Akan tetapi, yang menjadikan bangsa ‘Arab layak menyandang predikat ini untuk pertama kalinya dalam sejarah mereka adalah karena mereka melupakan kebangsaan ‘Arabnya. Mereka lepaskan kesombongan kebangsaannya dan fanatisme golongannya. Mereka menyebut diri mereka sebagai Muslim, ya hanya sebagai Muslim itu saja. Mereka kibarkan bendera Islam, yang hanya bendera Islam itu saja. Mereka usung ‘aqīdah besar dan kuat untuk mereka hadiahkan kepada manusia dan kemanusiaan, tanpa mengusung unsur kesukuan, kebangsaan, fanatisme. Mereka usung pikiran langit untuk mereka ajarkan kepada manusia, bukan dengan madzhab bumi mereka menundukkan manusia kepada kekuasaannya.
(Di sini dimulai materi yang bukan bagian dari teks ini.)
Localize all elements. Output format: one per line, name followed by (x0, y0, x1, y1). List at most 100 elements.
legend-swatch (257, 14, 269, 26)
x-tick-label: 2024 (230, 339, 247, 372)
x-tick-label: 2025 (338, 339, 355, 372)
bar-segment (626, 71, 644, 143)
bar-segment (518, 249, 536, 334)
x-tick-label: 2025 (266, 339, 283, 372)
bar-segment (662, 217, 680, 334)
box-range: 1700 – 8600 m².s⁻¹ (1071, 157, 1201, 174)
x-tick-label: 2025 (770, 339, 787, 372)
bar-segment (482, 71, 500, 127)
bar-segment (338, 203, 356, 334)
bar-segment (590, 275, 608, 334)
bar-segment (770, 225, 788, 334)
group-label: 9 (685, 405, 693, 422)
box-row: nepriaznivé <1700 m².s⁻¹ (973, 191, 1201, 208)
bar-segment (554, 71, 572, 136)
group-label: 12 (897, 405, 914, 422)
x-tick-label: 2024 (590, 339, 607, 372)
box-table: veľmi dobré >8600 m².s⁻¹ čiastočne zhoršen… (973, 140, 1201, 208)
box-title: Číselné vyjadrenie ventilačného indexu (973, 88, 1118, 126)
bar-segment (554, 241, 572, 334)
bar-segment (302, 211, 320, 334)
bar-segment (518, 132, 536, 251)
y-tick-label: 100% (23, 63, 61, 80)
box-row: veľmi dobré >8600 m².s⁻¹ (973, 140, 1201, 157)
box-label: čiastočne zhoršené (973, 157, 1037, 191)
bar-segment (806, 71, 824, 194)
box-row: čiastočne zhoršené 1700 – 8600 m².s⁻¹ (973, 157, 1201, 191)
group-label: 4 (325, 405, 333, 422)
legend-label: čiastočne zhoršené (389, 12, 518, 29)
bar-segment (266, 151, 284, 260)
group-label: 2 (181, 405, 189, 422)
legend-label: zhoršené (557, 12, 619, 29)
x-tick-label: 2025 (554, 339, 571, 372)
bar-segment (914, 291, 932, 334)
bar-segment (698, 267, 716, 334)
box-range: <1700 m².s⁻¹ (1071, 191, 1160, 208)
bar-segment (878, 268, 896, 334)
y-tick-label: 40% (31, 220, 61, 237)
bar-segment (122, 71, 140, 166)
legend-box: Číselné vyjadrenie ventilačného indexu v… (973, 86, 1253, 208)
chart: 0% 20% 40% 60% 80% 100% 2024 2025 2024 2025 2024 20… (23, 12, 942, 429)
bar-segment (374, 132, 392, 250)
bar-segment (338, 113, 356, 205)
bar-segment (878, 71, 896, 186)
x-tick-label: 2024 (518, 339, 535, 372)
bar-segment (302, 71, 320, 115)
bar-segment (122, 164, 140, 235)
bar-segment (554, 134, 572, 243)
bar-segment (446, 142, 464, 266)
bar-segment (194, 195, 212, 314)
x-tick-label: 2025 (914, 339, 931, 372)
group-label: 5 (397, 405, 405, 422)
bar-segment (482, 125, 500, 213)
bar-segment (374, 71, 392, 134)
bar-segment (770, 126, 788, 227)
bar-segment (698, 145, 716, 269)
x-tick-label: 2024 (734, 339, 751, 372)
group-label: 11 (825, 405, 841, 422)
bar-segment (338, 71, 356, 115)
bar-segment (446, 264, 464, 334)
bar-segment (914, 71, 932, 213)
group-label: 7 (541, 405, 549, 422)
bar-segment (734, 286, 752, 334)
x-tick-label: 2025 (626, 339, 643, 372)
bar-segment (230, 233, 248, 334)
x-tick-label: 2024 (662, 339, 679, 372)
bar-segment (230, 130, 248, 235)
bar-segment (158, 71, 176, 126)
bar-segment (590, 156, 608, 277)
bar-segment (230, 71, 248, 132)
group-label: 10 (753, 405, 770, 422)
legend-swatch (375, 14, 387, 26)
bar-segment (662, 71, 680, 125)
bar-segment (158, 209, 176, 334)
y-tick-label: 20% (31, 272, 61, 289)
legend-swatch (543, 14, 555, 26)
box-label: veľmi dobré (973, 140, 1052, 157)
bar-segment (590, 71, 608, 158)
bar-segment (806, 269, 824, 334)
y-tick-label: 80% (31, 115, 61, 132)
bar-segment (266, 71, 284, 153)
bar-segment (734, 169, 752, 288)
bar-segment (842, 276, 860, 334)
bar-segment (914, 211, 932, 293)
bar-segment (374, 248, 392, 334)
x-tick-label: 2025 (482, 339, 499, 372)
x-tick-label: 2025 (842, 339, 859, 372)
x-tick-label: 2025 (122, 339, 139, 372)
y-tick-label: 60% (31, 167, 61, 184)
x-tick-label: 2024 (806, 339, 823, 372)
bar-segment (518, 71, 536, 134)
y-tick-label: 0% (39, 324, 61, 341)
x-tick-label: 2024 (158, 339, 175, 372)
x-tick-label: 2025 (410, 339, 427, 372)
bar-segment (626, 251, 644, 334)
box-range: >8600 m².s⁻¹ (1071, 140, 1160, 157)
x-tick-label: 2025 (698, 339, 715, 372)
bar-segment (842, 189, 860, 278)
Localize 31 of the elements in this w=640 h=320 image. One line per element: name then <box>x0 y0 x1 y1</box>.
Mereka keluar dari negerinya untuk berjihad di jalan Allah saja, bukan untuk membangun imperium ‘Arab yang dengannya mereka akan dapat bersenang-senang dan bersukacita di bawah naungannya, lalu membanggakan dan menyombongkan diri di bawah perlindungannya. Bukan pula mereka keluarkan manusia dari kekuasaan Romawi dan Persia untuk tunduk di bawah kekuasaan bangsa ‘Arab dan kekuasaan diri mereka sendiri. Akan tetapi, mereka lakukan semua itu hanya untuk mengeluarkan dan membebaskan manusia dari menyembah sesama manusia kepada menyembah Allah saja. Hal ini sebagaimana yang dikatakan Ribi‘ī bin ‘Āmir, utusan kaum Muslimīn di majlis Yazdijird: “Allah mengutus kami untuk membebaskan manusia dari menyembah sesama hamba Allah kepada menyembah Allah saja dan dari kesempitan dunia kepada kelapangan akhirat, serta dari kezhāliman agama-agama kepada keadilan Islam.” (241).
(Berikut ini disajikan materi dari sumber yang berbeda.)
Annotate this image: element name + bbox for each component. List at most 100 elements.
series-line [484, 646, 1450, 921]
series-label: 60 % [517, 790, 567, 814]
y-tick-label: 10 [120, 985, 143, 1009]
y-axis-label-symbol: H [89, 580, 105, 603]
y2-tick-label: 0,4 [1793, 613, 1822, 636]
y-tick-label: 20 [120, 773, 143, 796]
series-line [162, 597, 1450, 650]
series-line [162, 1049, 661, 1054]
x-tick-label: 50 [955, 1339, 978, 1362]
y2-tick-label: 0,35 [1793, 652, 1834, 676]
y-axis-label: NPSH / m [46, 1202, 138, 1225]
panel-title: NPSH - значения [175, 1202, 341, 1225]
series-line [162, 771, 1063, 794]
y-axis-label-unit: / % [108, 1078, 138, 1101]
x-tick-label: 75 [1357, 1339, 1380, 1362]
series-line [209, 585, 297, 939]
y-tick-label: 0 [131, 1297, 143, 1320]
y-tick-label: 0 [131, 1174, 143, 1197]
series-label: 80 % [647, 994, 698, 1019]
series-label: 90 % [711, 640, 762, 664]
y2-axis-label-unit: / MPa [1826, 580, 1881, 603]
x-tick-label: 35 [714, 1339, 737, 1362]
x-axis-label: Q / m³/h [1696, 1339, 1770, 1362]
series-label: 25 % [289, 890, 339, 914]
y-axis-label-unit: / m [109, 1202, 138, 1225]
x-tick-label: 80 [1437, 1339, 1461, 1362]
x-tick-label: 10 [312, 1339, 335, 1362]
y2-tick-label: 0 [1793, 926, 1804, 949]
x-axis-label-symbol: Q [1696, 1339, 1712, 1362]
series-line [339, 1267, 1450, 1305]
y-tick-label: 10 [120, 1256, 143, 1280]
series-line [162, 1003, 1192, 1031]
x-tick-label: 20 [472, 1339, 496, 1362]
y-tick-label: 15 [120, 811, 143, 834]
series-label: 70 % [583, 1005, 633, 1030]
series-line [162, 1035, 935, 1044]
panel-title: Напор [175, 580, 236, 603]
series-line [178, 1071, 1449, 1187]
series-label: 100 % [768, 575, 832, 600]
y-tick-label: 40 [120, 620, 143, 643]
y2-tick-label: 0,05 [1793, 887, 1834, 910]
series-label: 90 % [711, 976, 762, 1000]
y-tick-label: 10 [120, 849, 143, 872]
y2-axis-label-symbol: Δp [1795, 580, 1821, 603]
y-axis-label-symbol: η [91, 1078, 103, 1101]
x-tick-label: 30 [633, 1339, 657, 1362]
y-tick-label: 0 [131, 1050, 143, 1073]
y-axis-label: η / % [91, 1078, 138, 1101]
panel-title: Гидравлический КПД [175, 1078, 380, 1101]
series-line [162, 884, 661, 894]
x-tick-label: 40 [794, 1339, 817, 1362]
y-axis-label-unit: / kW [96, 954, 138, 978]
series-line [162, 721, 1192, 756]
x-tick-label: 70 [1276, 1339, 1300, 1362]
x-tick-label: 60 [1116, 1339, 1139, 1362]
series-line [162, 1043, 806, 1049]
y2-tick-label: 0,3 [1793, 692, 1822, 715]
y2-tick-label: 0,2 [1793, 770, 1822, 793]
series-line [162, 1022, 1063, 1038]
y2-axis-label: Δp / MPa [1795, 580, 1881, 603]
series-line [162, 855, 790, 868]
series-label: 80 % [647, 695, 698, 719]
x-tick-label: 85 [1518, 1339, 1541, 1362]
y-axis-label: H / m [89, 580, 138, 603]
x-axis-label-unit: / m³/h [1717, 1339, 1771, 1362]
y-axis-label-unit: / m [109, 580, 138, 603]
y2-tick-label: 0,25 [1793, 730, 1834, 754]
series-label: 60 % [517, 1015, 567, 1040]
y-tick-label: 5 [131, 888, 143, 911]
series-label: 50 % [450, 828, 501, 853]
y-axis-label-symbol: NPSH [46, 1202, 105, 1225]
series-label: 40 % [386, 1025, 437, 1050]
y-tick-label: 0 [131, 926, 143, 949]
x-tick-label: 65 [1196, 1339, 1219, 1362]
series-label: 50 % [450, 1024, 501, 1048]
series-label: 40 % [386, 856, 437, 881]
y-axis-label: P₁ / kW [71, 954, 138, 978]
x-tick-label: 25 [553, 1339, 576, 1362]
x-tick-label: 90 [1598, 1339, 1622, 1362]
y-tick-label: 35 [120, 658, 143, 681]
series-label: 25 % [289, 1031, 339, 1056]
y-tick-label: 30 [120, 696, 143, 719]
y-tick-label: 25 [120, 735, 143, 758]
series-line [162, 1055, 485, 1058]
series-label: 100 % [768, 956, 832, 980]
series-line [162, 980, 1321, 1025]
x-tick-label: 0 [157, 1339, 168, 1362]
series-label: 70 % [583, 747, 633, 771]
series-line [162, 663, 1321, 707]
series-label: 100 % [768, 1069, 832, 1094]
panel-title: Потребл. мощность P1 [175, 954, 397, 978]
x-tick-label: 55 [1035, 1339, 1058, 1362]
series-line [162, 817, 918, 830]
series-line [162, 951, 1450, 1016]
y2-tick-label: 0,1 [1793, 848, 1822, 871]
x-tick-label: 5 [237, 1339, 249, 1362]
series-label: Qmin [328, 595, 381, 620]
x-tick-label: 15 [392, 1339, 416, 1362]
Hanya dengan demikian sajalah bangsa ‘Arab eksis, memiliki kekuatan, dan mengendalikan kepemimpinan. Tetapi, semuanya dilakukan karena Allah dan di jalan Allah. Mereka memiliki kekuatan dan menjadi pemimpin selama mereka istiqamah di jalan ini. Sehingga, setelah mereka berpaling dari jalan ini dan menyebut-nyebut kebangsaaan dan fanatisme golongan, serta meninggalkan panji-panji Allah untuk mengibarkan panji-panji fanatisme, maka bumi pun melemparkan mereka dan bangsa-bangsa lain pun menginjak-injak mereka. Karena, Allah telah membiarkan mereka sebagaimana mereka meninggalkan-Nya dan melupakan mereka sebagaimana mereka melupakan-Nya.
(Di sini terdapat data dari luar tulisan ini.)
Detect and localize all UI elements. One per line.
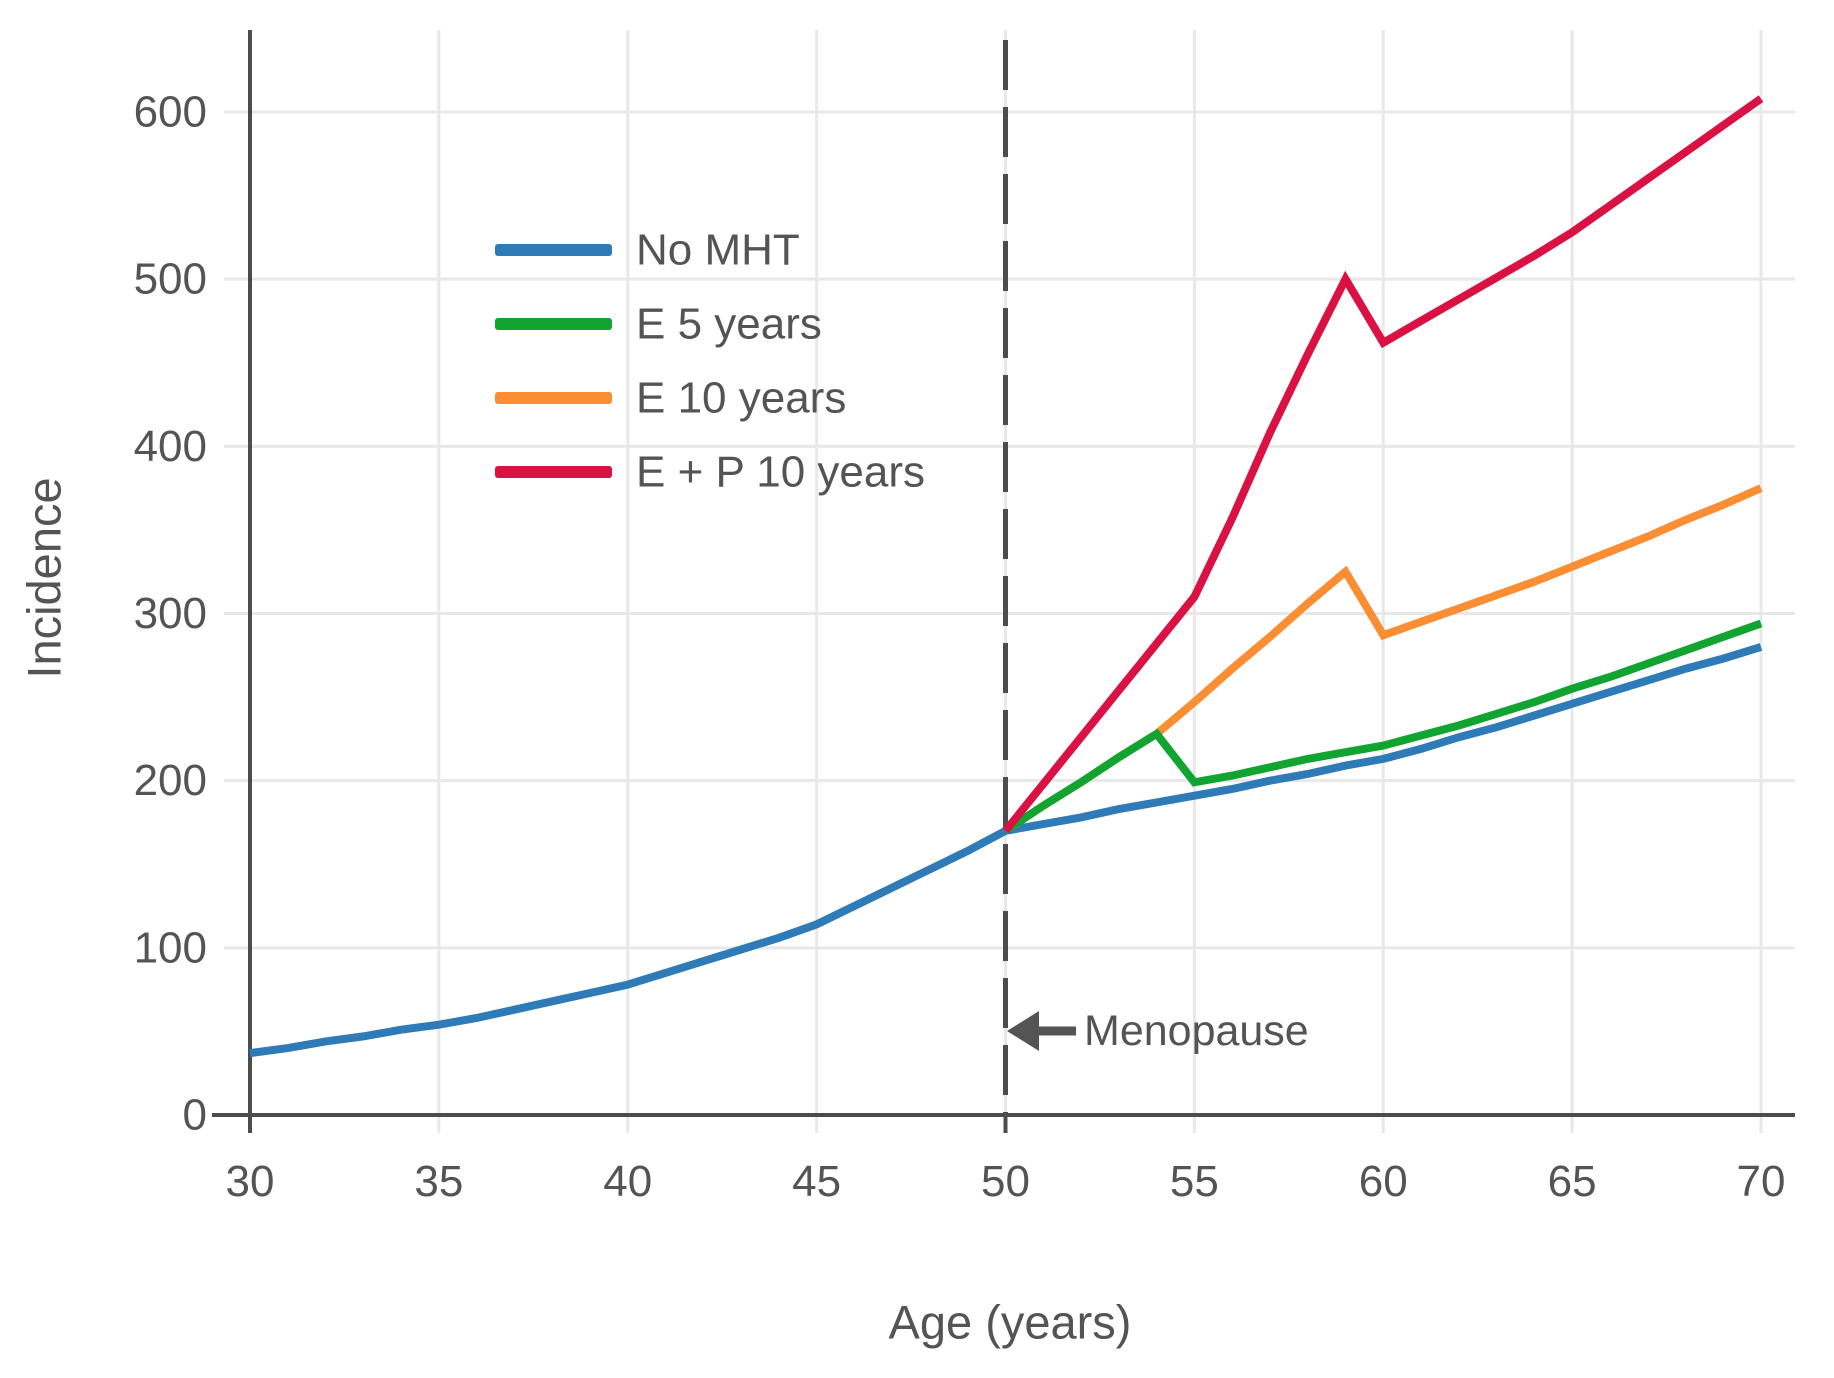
menopause-annotation: Menopause bbox=[1007, 1007, 1309, 1055]
axes bbox=[212, 30, 1795, 1133]
tick-labels: 30 35 40 45 50 55 60 65 70 0 100 200 300 400 500 600 bbox=[134, 87, 1786, 1206]
legend-swatch bbox=[495, 466, 612, 478]
y-tick-label: 200 bbox=[134, 756, 207, 805]
menopause-label: Menopause bbox=[1084, 1007, 1309, 1055]
axis-labels: Incidence Age (years) bbox=[18, 477, 1132, 1348]
gridlines bbox=[224, 30, 1795, 1133]
y-tick-label: 400 bbox=[134, 422, 207, 471]
y-tick-label: 500 bbox=[134, 255, 207, 304]
x-tick-label: 30 bbox=[226, 1157, 275, 1206]
legend-item: E 5 years bbox=[495, 300, 822, 349]
y-tick-label: 300 bbox=[134, 589, 207, 638]
left-arrow-icon bbox=[1007, 1011, 1039, 1051]
x-tick-label: 55 bbox=[1170, 1157, 1219, 1206]
legend: No MHT E 5 years E 10 years E + P 10 years bbox=[495, 226, 925, 497]
y-tick-label: 100 bbox=[134, 923, 207, 972]
y-axis-title: Incidence bbox=[18, 477, 71, 678]
x-tick-label: 45 bbox=[792, 1157, 841, 1206]
x-tick-label: 65 bbox=[1548, 1157, 1597, 1206]
y-tick-label: 600 bbox=[134, 87, 207, 136]
legend-label: E 5 years bbox=[636, 300, 822, 349]
x-tick-label: 60 bbox=[1359, 1157, 1408, 1206]
x-axis-title: Age (years) bbox=[889, 1296, 1132, 1349]
legend-item: No MHT bbox=[495, 226, 800, 275]
data-series bbox=[249, 95, 1764, 1058]
legend-swatch bbox=[495, 392, 612, 404]
legend-swatch bbox=[495, 318, 612, 330]
x-tick-label: 50 bbox=[981, 1157, 1030, 1206]
legend-item: E 10 years bbox=[495, 374, 846, 423]
x-tick-label: 35 bbox=[414, 1157, 463, 1206]
series-line-e-5-years bbox=[1003, 619, 1763, 835]
legend-swatch bbox=[495, 244, 612, 256]
legend-label: No MHT bbox=[636, 226, 800, 275]
legend-item: E + P 10 years bbox=[495, 448, 925, 497]
legend-label: E + P 10 years bbox=[636, 448, 925, 497]
y-tick-label: 0 bbox=[183, 1091, 207, 1140]
x-tick-label: 40 bbox=[603, 1157, 652, 1206]
series-line-e-p-10-years bbox=[1002, 95, 1764, 834]
x-tick-label: 70 bbox=[1737, 1157, 1786, 1206]
legend-label: E 10 years bbox=[636, 374, 846, 423]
Apakah arti bangsa ‘Arab tanpa Islam? Pemikiran macam apakah yang dapat mereka suguhkan kepada manusia kalau mereka lepas dari pemikiran Islam? Apakah nilai suatu umat yang tidak dapat menyuguhkan pemikiran yang bagus bagi manusia? Sesungguhnya, setiap umat dapat memimpin manusia pada suatu waktu dalam sejarahnya apabila mereka dapat mencerminkan pemikirannya. Bangsa-bangsa yang tidak memiliki pemikiran yang menonjol, seperti bangsa Tartar yang dapat membinasakan bangsa-bangsa Timur dan bangsa Barbar yang pernah mengobrak-abrik Daulat Romawi di kawasan barat, tidak dapat hidup lama. Mereka lebur ke dalam bangsa-bangsa yang menakluqkan mereka.
Satu-satunya fikrah yang dapat disuguhkan bangsa ‘Arab kepada dunia hanyalah ‘aqīdah Islam. ‘Aqīdah ini pulalah yang telah mengangkat mereka ke posisi sebagai pemimpin. Apabila mereka lepas dari ‘aqīdah Islam, mereka tidak berfungsi lagi di muka bumi ini serta tidak diperhitungkan dan tidak memiliki peranan lagi. Inilah yang harus dipikirkan baik-baik oleh bangsa ‘Arab bila mereka menginginkan kehidupan, kekuatan, dan kepemimpinan. Allah-lah yang memberi petunjuk dari kesesatan.